The fiancee effect on tennis

I got engaged, and somehow, I’ve become a better tennis player. My last three matches have been blowouts, and my mind is free on the court. Maybe it’s because someone in the world has agreed to spend the rest of their life with me. 

Think about that for a second. 

You need to have such trust and conviction in another person to agree to such a proposition. Growing up, I never really thought much about being engaged, even though I always knew I wanted to get married. At an early age, I even knew I wanted to be a father one day, and I would imagine what it would feel like to take him or her to the park, to get ice cream and to school. 

But I never really put much thought into the engagement, and in some ways, I thought it was silly until I got on one knee in a little row boat in Central Park and felt my heart smile. It was like all of New York City got together and decided not to be such assholes for the first time ever as we walked around the Upper East Side, past the Met, and to our brunch celebration.

It was magical—a high. The next time I stepped onto a tennis court, I saw the court clearer than ever before because maybe, in a way, the stress of being alone in this world was gone. Maybe the confidence she had in me carried over to the court. The baby that loses focus after a bad shot was silenced by the person we’re becoming. 

A person who lacks the confidence to make a choice is a wandering soul, a child who doesn’t know what he wants. Or, even worse, they are waiting for something better. I know a guy who has a nice girlfriend but cares more about what his college friend group thinks and, in a way, doesn’t want to propose because he thinks he’s above it.

I’m not the spokesperson for proposing now or for anything, really. But I do believe that when you find someone who loves you, you should cherish it. It’s the hardest thing in the world to find. Harder than making money or becoming a 4.0 tennis player. 
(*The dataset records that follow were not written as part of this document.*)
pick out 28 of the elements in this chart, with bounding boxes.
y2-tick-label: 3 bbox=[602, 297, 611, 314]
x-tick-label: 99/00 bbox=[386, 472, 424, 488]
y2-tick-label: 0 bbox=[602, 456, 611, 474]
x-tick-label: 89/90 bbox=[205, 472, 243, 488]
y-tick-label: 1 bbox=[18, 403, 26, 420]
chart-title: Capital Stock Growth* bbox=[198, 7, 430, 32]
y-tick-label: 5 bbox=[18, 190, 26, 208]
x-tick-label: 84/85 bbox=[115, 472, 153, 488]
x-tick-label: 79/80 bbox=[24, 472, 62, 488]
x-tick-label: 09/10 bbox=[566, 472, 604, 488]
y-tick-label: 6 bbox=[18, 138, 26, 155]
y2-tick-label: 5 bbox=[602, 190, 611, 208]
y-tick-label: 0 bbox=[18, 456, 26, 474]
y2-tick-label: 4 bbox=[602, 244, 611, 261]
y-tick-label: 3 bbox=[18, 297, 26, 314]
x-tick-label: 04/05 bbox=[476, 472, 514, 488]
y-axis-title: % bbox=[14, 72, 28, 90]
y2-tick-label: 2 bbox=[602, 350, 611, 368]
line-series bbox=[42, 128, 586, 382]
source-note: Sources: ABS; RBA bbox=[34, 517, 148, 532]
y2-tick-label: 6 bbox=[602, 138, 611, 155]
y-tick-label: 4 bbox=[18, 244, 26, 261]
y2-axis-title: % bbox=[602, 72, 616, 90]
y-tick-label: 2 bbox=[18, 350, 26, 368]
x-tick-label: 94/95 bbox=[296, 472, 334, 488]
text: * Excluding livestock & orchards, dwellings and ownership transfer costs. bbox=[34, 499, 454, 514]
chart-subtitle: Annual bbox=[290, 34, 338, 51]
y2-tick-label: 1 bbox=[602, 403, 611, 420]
The high of engagement lasted about 6 days, the same amount of time it took God to create the entire world. Then, that world got in the way. 

I’m not sad about that. A high is a high for a reason. It’s a temporary moment of extreme happiness. The happiest people don’t have more highs than other people. They are just better at recognizing what makes them happy and can extend the highs longer than most without hopping on a plane to get away to an island somewhere. They can make highs out of thin air. At a coffee shop, on a tennis court, at a farm bridge, with each other doing nothing.

But championships last forever. That’s why they have trophies. In a way, the engagement ring is that trophy. 

It reminds me of the day my tennis coach became my fiancee.